Sunday, January 4, 2009: 2:50 PM
Petit Trianon (Hilton New York)
Edward J. Blum , San Diego State University, San Diego, CA
This paper looks at the role played by ideas and visual images of Jesus Christ in late-nineteenth-century American expansion. It begins with the era of Reconstruction, when artists and politicians used Christ and his words to push for the extension of citizenship rights to newly freed African Americans. My paper then focuses on how, as United States missionary groups, politicians, and businessmen paid increasing interest in overseas expansion, a new set of paintings depicted a white Jesus as an elder brother to all the races of the world.

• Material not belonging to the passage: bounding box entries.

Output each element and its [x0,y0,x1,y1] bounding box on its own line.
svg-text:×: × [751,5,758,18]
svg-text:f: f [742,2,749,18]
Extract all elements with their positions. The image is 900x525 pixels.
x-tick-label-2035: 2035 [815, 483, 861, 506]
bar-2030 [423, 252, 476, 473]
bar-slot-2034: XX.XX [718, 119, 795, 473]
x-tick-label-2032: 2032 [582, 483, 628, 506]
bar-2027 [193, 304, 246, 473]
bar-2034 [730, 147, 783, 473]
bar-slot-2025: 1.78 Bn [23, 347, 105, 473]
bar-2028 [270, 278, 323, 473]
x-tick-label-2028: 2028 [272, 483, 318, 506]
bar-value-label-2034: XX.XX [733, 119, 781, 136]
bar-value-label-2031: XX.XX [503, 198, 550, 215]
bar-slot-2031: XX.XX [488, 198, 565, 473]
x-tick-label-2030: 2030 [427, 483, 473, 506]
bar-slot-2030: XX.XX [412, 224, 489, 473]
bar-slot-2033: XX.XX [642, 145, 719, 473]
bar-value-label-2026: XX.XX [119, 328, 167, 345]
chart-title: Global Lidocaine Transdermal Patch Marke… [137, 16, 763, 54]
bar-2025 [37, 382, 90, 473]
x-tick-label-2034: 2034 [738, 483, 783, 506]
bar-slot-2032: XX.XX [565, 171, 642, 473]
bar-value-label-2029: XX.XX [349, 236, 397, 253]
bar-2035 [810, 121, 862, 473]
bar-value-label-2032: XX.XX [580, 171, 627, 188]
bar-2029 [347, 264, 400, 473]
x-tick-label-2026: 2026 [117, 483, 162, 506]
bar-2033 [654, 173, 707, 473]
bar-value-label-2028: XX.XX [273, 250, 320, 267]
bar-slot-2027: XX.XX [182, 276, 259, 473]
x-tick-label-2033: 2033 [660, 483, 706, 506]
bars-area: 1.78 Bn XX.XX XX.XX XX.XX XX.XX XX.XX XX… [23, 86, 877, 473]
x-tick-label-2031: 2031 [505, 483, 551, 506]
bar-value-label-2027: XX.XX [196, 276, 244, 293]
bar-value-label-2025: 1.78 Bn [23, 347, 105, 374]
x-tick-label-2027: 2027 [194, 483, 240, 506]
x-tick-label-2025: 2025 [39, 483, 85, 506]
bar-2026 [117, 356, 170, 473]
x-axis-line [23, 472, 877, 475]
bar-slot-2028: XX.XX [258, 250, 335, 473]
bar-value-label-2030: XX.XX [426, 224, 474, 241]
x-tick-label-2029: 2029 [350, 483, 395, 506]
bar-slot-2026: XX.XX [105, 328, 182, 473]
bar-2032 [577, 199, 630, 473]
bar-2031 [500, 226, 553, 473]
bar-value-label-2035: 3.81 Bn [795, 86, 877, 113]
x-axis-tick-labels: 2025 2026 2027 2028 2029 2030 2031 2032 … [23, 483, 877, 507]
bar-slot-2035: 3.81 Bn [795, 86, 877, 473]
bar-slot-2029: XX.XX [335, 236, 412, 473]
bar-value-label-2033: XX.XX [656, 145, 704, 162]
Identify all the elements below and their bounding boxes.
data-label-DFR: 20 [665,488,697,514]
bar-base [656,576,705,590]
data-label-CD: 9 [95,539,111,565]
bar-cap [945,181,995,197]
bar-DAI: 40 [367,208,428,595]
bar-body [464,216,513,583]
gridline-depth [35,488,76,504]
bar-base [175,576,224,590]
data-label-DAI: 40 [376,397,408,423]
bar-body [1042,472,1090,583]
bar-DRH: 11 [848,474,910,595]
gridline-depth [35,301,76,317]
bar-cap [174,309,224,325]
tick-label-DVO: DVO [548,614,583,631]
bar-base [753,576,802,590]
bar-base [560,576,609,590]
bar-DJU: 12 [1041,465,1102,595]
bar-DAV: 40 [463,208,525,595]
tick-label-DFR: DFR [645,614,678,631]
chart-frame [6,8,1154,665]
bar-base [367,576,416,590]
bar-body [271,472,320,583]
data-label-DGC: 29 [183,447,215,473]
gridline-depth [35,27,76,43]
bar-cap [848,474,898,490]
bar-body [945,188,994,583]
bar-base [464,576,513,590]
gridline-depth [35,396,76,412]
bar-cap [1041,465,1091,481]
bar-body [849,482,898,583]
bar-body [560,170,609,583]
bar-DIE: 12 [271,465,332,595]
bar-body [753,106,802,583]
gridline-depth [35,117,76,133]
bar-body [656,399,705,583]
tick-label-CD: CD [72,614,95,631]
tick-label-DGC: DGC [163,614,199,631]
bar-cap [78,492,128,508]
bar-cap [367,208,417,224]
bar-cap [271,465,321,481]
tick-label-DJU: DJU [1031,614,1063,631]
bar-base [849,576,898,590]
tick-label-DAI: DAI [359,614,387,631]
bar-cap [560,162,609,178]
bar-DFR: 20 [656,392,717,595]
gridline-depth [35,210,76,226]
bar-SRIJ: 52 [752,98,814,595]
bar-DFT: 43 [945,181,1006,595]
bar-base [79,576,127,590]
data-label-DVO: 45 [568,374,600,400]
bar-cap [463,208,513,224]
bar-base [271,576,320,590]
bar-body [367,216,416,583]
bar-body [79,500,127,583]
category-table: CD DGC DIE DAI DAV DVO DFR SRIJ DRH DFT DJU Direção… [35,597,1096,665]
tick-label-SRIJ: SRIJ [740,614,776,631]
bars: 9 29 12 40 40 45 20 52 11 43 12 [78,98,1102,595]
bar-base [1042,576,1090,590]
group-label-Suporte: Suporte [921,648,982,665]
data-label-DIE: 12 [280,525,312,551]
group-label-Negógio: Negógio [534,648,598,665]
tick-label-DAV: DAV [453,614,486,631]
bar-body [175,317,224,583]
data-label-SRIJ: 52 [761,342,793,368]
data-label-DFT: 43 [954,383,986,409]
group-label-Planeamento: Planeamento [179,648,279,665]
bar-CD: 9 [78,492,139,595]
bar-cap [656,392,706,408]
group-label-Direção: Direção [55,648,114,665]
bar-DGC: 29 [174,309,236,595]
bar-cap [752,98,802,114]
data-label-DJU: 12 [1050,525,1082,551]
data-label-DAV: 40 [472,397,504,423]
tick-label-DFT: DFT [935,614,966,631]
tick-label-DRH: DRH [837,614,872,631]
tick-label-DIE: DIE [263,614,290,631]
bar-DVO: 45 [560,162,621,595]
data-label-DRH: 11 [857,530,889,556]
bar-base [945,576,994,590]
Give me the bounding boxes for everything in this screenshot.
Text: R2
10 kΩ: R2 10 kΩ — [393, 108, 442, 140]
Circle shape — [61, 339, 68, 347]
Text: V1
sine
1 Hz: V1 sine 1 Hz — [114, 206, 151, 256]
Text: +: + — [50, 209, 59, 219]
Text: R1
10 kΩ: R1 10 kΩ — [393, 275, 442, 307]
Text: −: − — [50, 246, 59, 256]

These new images found increasingly in American Sunday schools and churches, and, my paper argues, helped created a Protestant culture open to international expansion and influence.

By examining the deployment of Christ’s words and his image in the context of Reconstruction and in American expansion, this paper shows one part of the vital importance of religion during the late nineteenth century. It demonstrates that political, national, and international issues could not be separated from religious ones, and that scholars of Reconstruction and of Gilded Age imperialism, such as Matthew Frye Jacobson, Eric Foner, Rebecca Edwards, and Kristen Hoganson, should pay greater attention to the power of religious ideas and images.